A peer–reviewed study published in Science magazine has revealed that that two older variants of Covid-19—Alpha and Beta — are circulating in India with changes to their structures.
Alpha variant was first found in the UK, while beta variant was first found in South Africa.
The study has warned that current vaccines may be less effective against the Beta variant—though a booster may work. The study has come as a fresh warning that existing covid vaccines may not be effective against new variants, that have been evolving at an alarming pace.
The latest in a series of structural studies of the variants’ spike protein led by Bing Chen at Boston Children’s Hospital, US, revealed new properties of the Alpha and Beta mutants. Chen’s team is also planning to report the structures of other variants of concern, including the Delta variant (B.1.617.2), in the near future.
Spike proteins are found on the surface of the virus. They enable the virus to attach to and enter human cells. All current vaccines target spike protein.
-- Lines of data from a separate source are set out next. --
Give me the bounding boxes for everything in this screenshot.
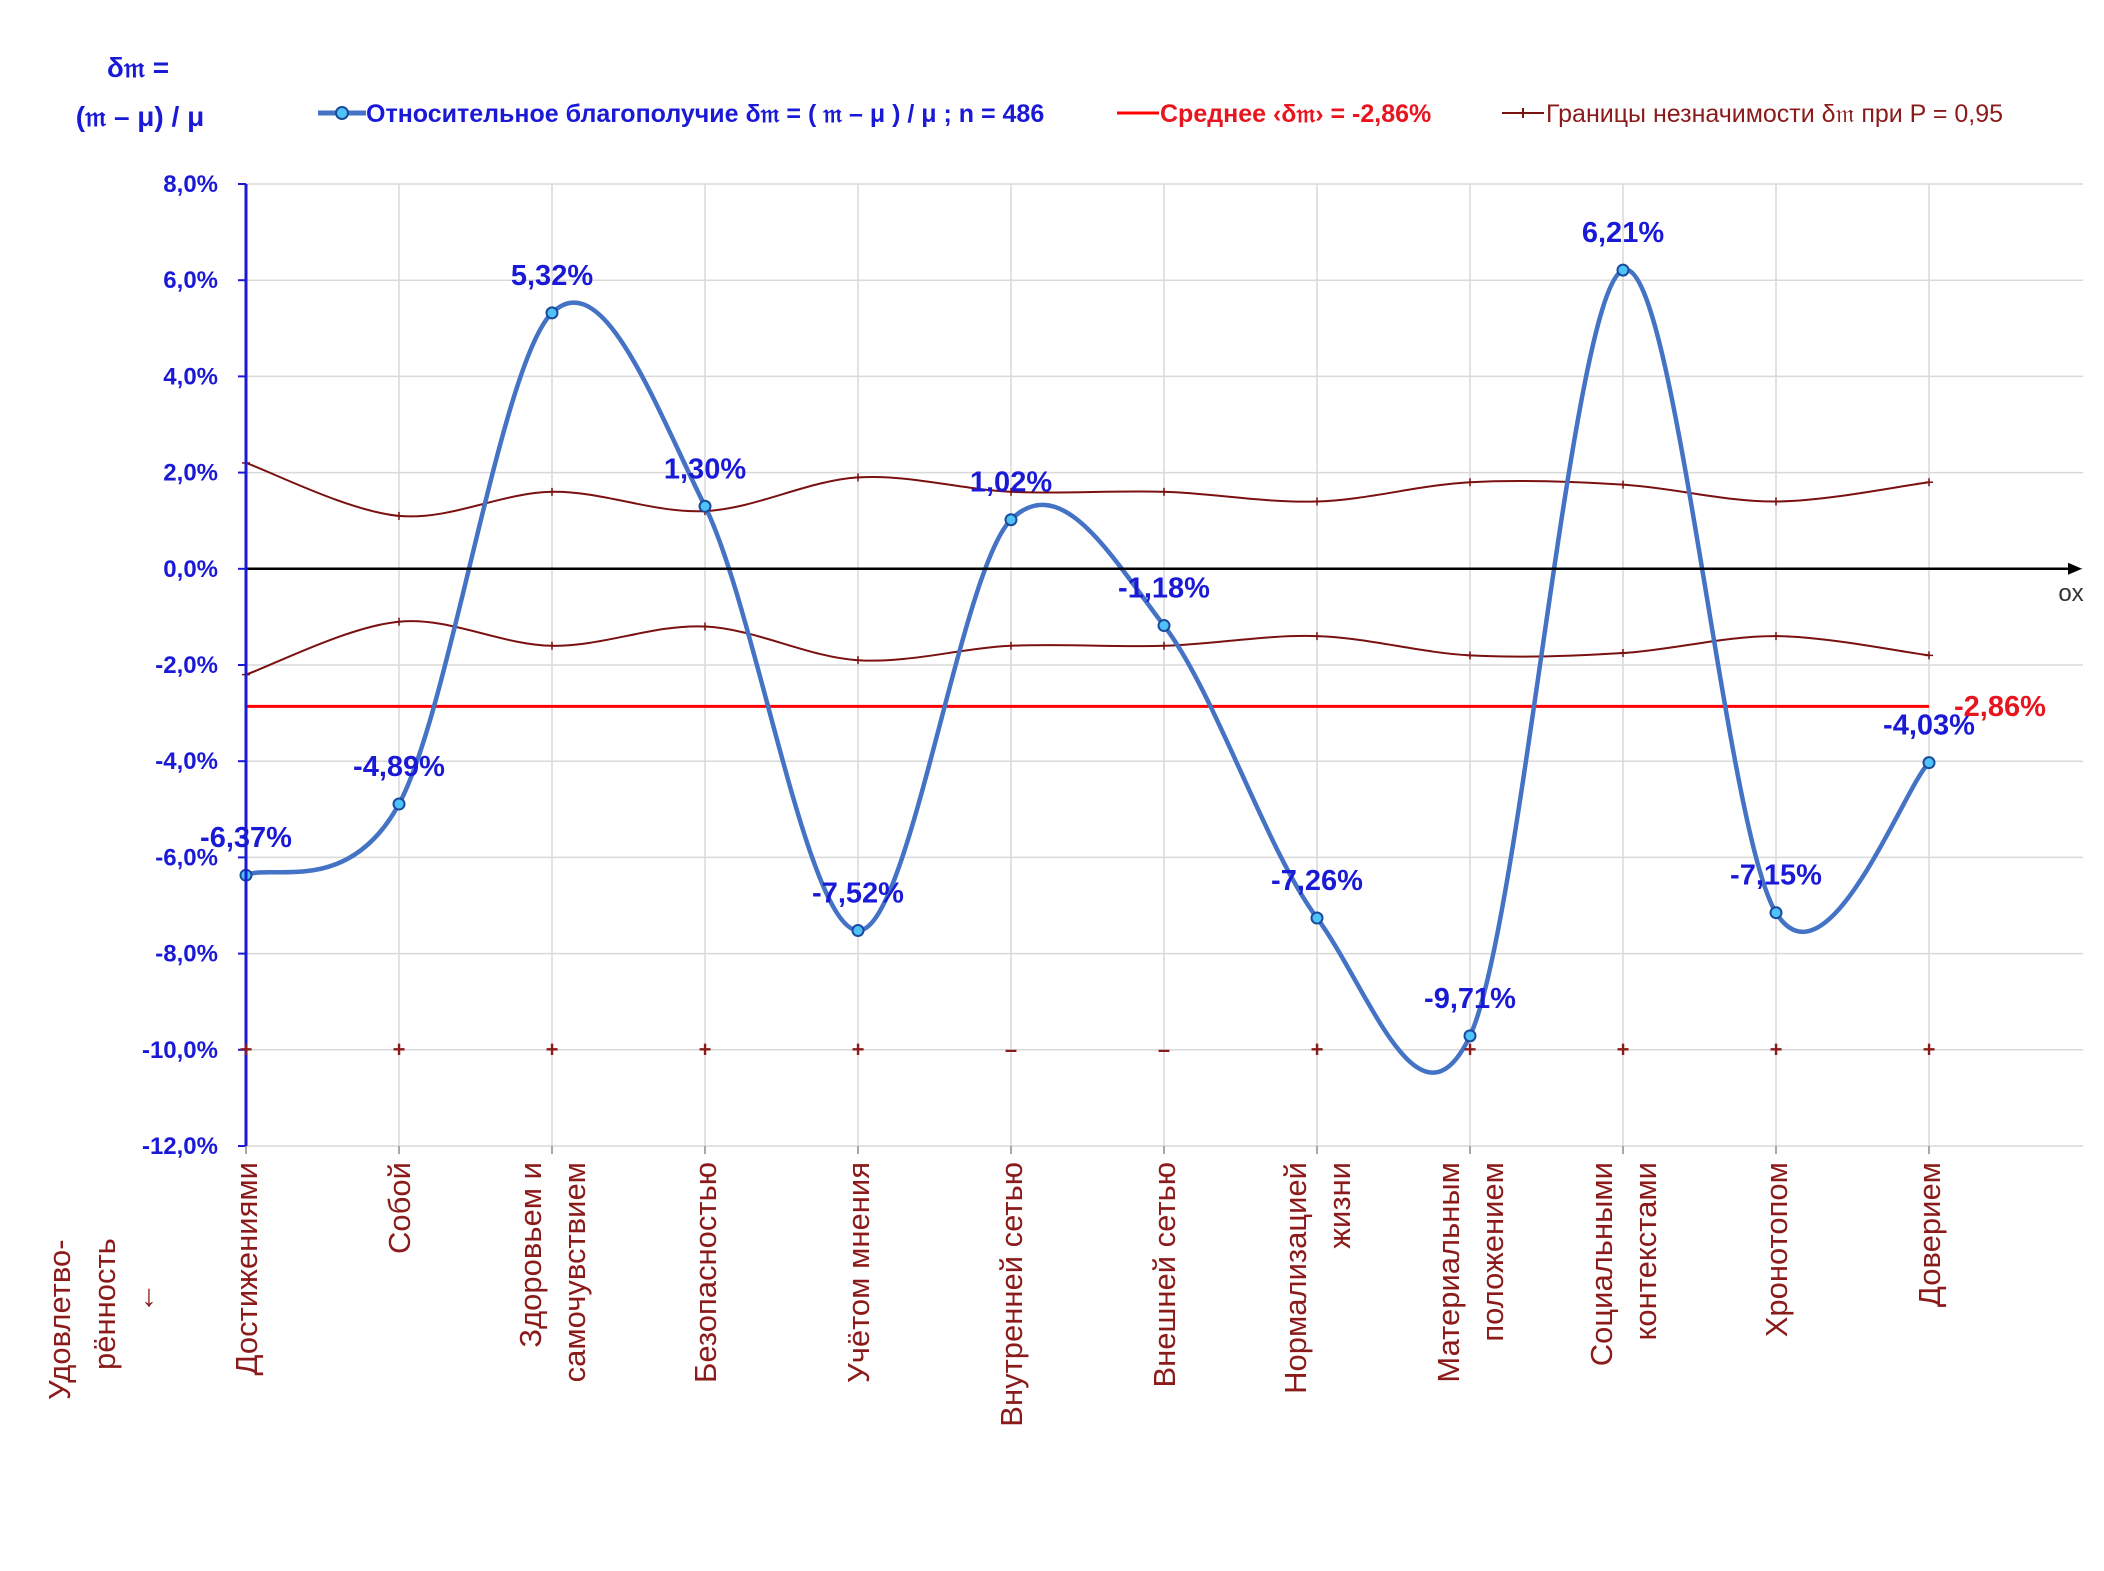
- series-point: [698, 499, 712, 513]
- series-point: [1004, 513, 1018, 527]
- bound-line-lower: [245, 620, 1930, 676]
- data-labels: -6,37% -4,89% 5,32% 1,30% -7,52% 1,02% -1,18% -…: [200, 217, 1975, 1015]
- series-point: [851, 924, 865, 938]
- x-category-label: Учётом мнения: [841, 1162, 876, 1383]
- y-tick-label: -10,0%: [142, 1037, 218, 1064]
- significance-mark: +: [1770, 1037, 1783, 1062]
- x-axis-arrowhead: [2068, 562, 2082, 575]
- series-point: [1616, 263, 1630, 277]
- x-axis-title: Удовлетво- рённость ↓: [42, 1238, 157, 1400]
- data-label: -4,89%: [353, 751, 445, 783]
- series-point: [1157, 619, 1171, 633]
- y-tick-label: 4,0%: [163, 363, 218, 390]
- x-category-label: Материальным: [1431, 1162, 1466, 1383]
- x-axis-title-arrow: ↓: [141, 1278, 157, 1313]
- significance-mark: +: [852, 1037, 865, 1062]
- data-label: -6,37%: [200, 822, 292, 854]
- x-category-label: положением: [1475, 1162, 1510, 1342]
- y-tick-label: -4,0%: [155, 748, 218, 775]
- significance-mark: +: [1617, 1037, 1630, 1062]
- x-category-label: Внешней сетью: [1147, 1162, 1182, 1388]
- data-label: 1,02%: [970, 467, 1052, 499]
- x-category-label: Социальными: [1584, 1162, 1619, 1366]
- significance-mark: +: [1923, 1037, 1936, 1062]
- series-point: [1463, 1029, 1477, 1043]
- mean-value-label: -2,86%: [1954, 691, 2046, 723]
- data-label: -7,52%: [812, 878, 904, 910]
- series-point: [545, 306, 559, 320]
- series-point: [1922, 756, 1936, 770]
- data-label: 6,21%: [1582, 217, 1664, 249]
- data-label: -7,15%: [1730, 860, 1822, 892]
- data-label: -9,71%: [1424, 983, 1516, 1015]
- x-category-label: самочувствием: [557, 1162, 592, 1382]
- significance-mark: +: [699, 1037, 712, 1062]
- x-category-label: Нормализацией: [1278, 1162, 1313, 1394]
- series-point: [1769, 906, 1783, 920]
- x-category-label: Хронотопом: [1759, 1162, 1794, 1337]
- y-tick-label: 8,0%: [163, 171, 218, 198]
- significance-mark: –: [1158, 1037, 1170, 1062]
- legend-mean-label: Среднее ‹δ𝔪› = -2,86%: [1160, 100, 1431, 128]
- y-tick-label: 6,0%: [163, 267, 218, 294]
- grid: [246, 183, 2083, 1147]
- y-tick-label: -8,0%: [155, 941, 218, 968]
- legend: Относительное благополучие δ𝔪 = ( 𝔪 – μ …: [318, 100, 2003, 128]
- x-category-label: Достижениями: [229, 1162, 264, 1375]
- series-line: [245, 267, 1931, 1075]
- data-label: 1,30%: [664, 453, 746, 485]
- data-label: -1,18%: [1118, 573, 1210, 605]
- legend-series-marker: [335, 106, 349, 120]
- data-label: -4,03%: [1883, 710, 1975, 742]
- significance-mark: +: [546, 1037, 559, 1062]
- series-point: [392, 797, 406, 811]
- x-axis-title-line2: рённость: [87, 1238, 122, 1370]
- ox-label: ox: [2058, 580, 2083, 607]
- significance-mark: +: [1311, 1037, 1324, 1062]
- y-tick-label: -12,0%: [142, 1133, 218, 1160]
- significance-mark: +: [393, 1037, 406, 1062]
- y-tick-label: 0,0%: [163, 556, 218, 583]
- y-tick-label: -6,0%: [155, 844, 218, 871]
- x-category-label: Собой: [382, 1162, 417, 1254]
- x-category-label: Доверием: [1912, 1162, 1947, 1307]
- y-axis-title-line2: (𝔪 – μ) / μ: [76, 101, 204, 132]
- x-category-label: Внутренней сетью: [994, 1162, 1029, 1427]
- x-category-label: контекстами: [1628, 1162, 1663, 1341]
- significance-marks: + + + + + – – + + + + +: [240, 1037, 1936, 1062]
- significance-mark: +: [1464, 1037, 1477, 1062]
- legend-bounds-label: Границы незначимости δ𝔪 при P = 0,95: [1546, 100, 2003, 128]
- y-axis-title-line1: δ𝔪 =: [107, 52, 169, 83]
- significance-bounds: [242, 458, 1933, 679]
- x-category-label: Безопасностью: [688, 1162, 723, 1383]
- series-point: [1310, 911, 1324, 925]
- axes: [238, 183, 2082, 1154]
- x-category-label: Здоровьем и: [513, 1162, 548, 1348]
- y-tick-label: 2,0%: [163, 460, 218, 487]
- bound-line-upper: [245, 462, 1930, 518]
- y-axis-ticks: 8,0% 6,0% 4,0% 2,0% 0,0% -2,0% -4,0% -6,0% -8,0%…: [142, 171, 218, 1160]
- data-label: 5,32%: [511, 260, 593, 292]
- significance-mark: +: [240, 1037, 253, 1062]
- significance-mark: –: [1005, 1037, 1017, 1062]
- data-series: [239, 263, 1936, 1075]
- x-axis-categories: Достижениями Собой Здоровьем и самочувствие…: [229, 1162, 1947, 1427]
- x-axis-title-line1: Удовлетво-: [42, 1239, 77, 1400]
- y-tick-label: -2,0%: [155, 652, 218, 679]
- data-label: -7,26%: [1271, 865, 1363, 897]
- legend-series-label: Относительное благополучие δ𝔪 = ( 𝔪 – μ …: [366, 100, 1044, 128]
- x-category-label: жизни: [1322, 1162, 1357, 1249]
The latest study used cryo-electron microscopy to compare the spike protein of the original virus with those of Alpha and Beta.
The findings indicate that mutations in the Beta variant change the shape of the spike surface at certain locations in the body.
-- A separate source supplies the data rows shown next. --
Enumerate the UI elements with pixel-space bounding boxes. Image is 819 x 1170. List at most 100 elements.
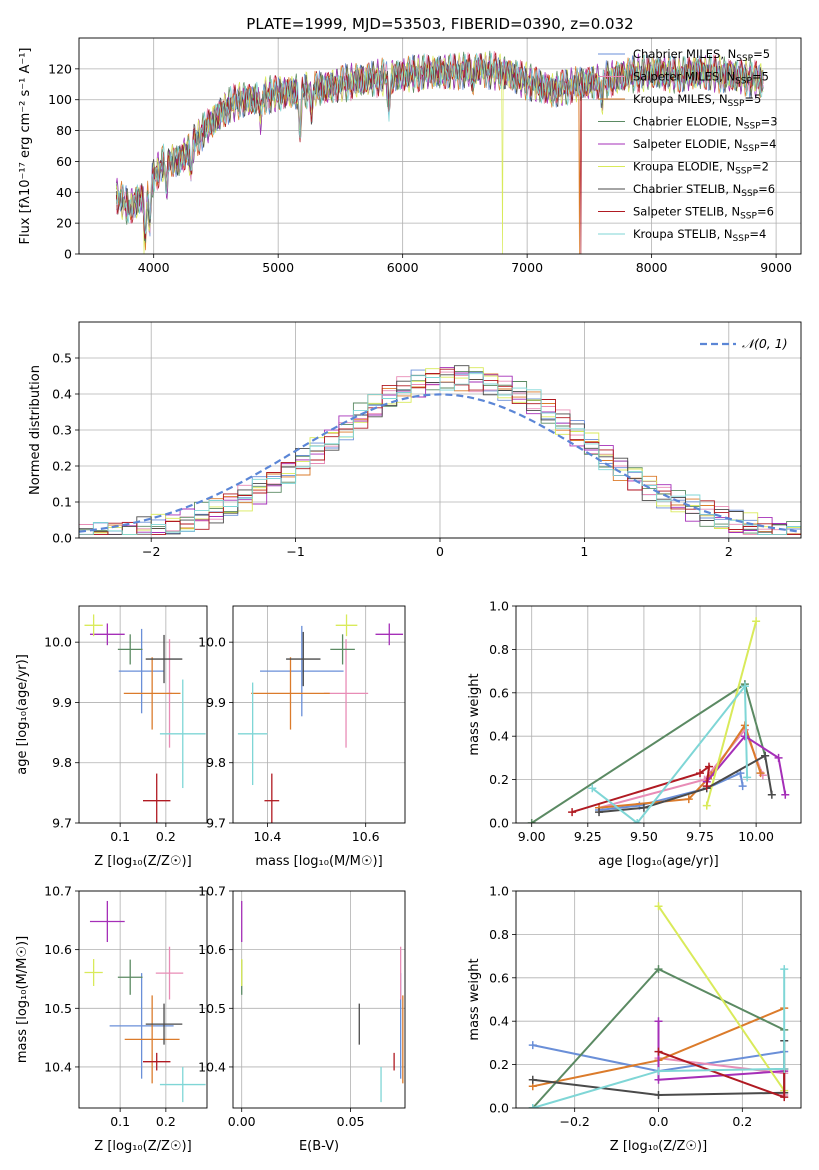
y-tick-label: 0.1 [52, 495, 72, 510]
panel-mass_vs_ebv: 0.00 0.05 10.4 10.5 10.6 10.7 E(B-V) [198, 884, 406, 1154]
spectrum-legend: Chabrier MILES, NSSP=5 Salpeter MILES, NS… [598, 47, 778, 244]
x-tick-label: 9.00 [518, 829, 546, 844]
data-point-5 [335, 614, 358, 637]
data-point-4 [89, 623, 125, 646]
y-tick-label: 0.0 [489, 816, 509, 831]
y-tick-label: 20 [56, 216, 72, 231]
y-tick-label: 0.0 [52, 531, 72, 546]
legend-entry: Kroupa MILES, NSSP=5 [633, 92, 761, 109]
data-point-6 [145, 1003, 183, 1045]
weight-marker [654, 965, 663, 974]
weight-marker [704, 762, 713, 771]
y-tick-label: 0.3 [52, 423, 72, 438]
legend-entry: Kroupa ELODIE, NSSP=2 [633, 160, 769, 177]
data-point-4 [89, 900, 125, 943]
weight-marker [684, 795, 693, 804]
x-axis-label: Z [log₁₀(Z/Z☉)] [94, 1139, 191, 1154]
weight-marker [568, 808, 577, 817]
data-point-4 [375, 623, 404, 646]
x-tick-label: 0.2 [156, 1114, 176, 1129]
x-axis-label: Z [log₁₀(Z/Z☉)] [610, 1139, 707, 1154]
y-axis-label: Flux [fλ10⁻¹⁷ erg cm⁻² s⁻¹ A⁻¹] [18, 48, 33, 245]
x-axis-label: mass [log₁₀(M/M☉)] [255, 854, 382, 869]
x-tick-label: 2 [725, 544, 733, 559]
data-point-0 [118, 628, 165, 714]
weight-marker [780, 965, 789, 974]
y-tick-label: 10.6 [44, 942, 72, 957]
weight-marker [740, 682, 749, 691]
weight-marker [761, 751, 770, 760]
y-tick-label: 1.0 [489, 599, 509, 614]
y-tick-label: 0.2 [489, 772, 509, 787]
x-tick-label: 9.50 [630, 829, 658, 844]
spectrum-series-6 [115, 52, 764, 241]
data-point-7 [143, 773, 171, 823]
y-tick-label: 60 [56, 154, 72, 169]
x-axis-label: E(B-V) [299, 1139, 339, 1154]
data-point-7 [264, 773, 280, 823]
x-tick-label: 10.4 [253, 829, 281, 844]
x-tick-label: −0.2 [559, 1114, 589, 1129]
data-point-7 [143, 1052, 171, 1071]
weight-marker [588, 784, 597, 793]
y-tick-label: 10.6 [198, 942, 226, 957]
x-tick-label: 9000 [760, 260, 792, 275]
y-tick-label: 0.8 [489, 642, 509, 657]
plot-frame [515, 890, 802, 1109]
y-tick-label: 9.8 [52, 755, 72, 770]
legend-entry: Salpeter STELIB, NSSP=6 [633, 205, 774, 222]
data-point-2 [124, 995, 180, 1084]
errorbars [84, 900, 206, 1103]
weight-series-5 [705, 620, 758, 806]
panel-age_vs_Z: 0.1 0.2 9.7 9.8 9.9 10.0 Z [log₁₀(Z/Z☉)] age [l… [15, 605, 208, 869]
hist-series-8 [79, 373, 801, 535]
weight-marker [767, 790, 776, 799]
weight-marker [756, 769, 765, 778]
weight-marker [528, 1075, 537, 1084]
x-tick-label: 10.00 [738, 829, 774, 844]
weight-marker [654, 902, 663, 911]
data-point-8 [159, 679, 206, 789]
x-tick-label: 10.6 [352, 829, 380, 844]
weight-marker [780, 1093, 789, 1102]
y-tick-label: 0 [64, 247, 72, 262]
legend-entry: Kroupa STELIB, NSSP=4 [633, 227, 766, 244]
weight-series-8 [591, 683, 749, 823]
y-tick-label: 10.4 [44, 1059, 72, 1074]
errorbars [241, 900, 404, 1103]
y-tick-label: 0.8 [489, 927, 509, 942]
x-tick-label: 9.75 [686, 829, 714, 844]
legend-entry: Chabrier MILES, NSSP=5 [633, 47, 770, 64]
y-axis-label: mass weight [467, 673, 482, 755]
y-tick-label: 10.7 [44, 884, 72, 899]
x-tick-label: 4000 [138, 260, 170, 275]
weight-marker [781, 790, 790, 799]
y-tick-label: 1.0 [489, 884, 509, 899]
y-tick-label: 0.4 [489, 1014, 509, 1029]
errorbars [84, 614, 206, 823]
weight-marker [654, 1047, 663, 1056]
y-tick-label: 9.9 [206, 695, 226, 710]
y-tick-label: 9.7 [52, 816, 72, 831]
x-tick-label: 6000 [387, 260, 419, 275]
x-tick-label: −1 [286, 544, 304, 559]
x-axis-label: age [log₁₀(age/yr)] [598, 854, 719, 869]
y-tick-label: 10.4 [198, 1059, 226, 1074]
weight-marker [696, 769, 705, 778]
weight-series-7 [571, 764, 711, 814]
hist-series-7 [79, 368, 801, 535]
x-tick-label: 9.25 [574, 829, 602, 844]
y-tick-label: 0.5 [52, 351, 72, 366]
y-tick-label: 0.4 [489, 729, 509, 744]
x-tick-label: 7000 [511, 260, 543, 275]
weight-series-5 [657, 905, 786, 1092]
x-tick-label: 0.1 [110, 1114, 130, 1129]
legend-entry: Chabrier ELODIE, NSSP=3 [633, 115, 778, 132]
data-point-5 [84, 614, 103, 637]
y-tick-label: 0.2 [52, 459, 72, 474]
x-tick-label: −2 [142, 544, 160, 559]
panel-age_vs_mass: 10.4 10.6 9.7 9.8 9.9 10.0 mass [log₁₀(M/M☉)] [198, 605, 406, 869]
y-axis-label: mass [log₁₀(M/M☉)] [15, 936, 30, 1063]
y-tick-label: 10.5 [44, 1001, 72, 1016]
As a result, neutralizing antibodies induced by current vaccines are less able to bind to the Beta virus, which may allow it to evade the immune system even when people are vaccinated.
“The mutations make antibodies stimulated by the current vaccine less effective. The Beta variant is somewhat resistant to the current vaccines, and we think a booster with the new genetic sequence can be beneficial for protecting against this variant,” Chen said.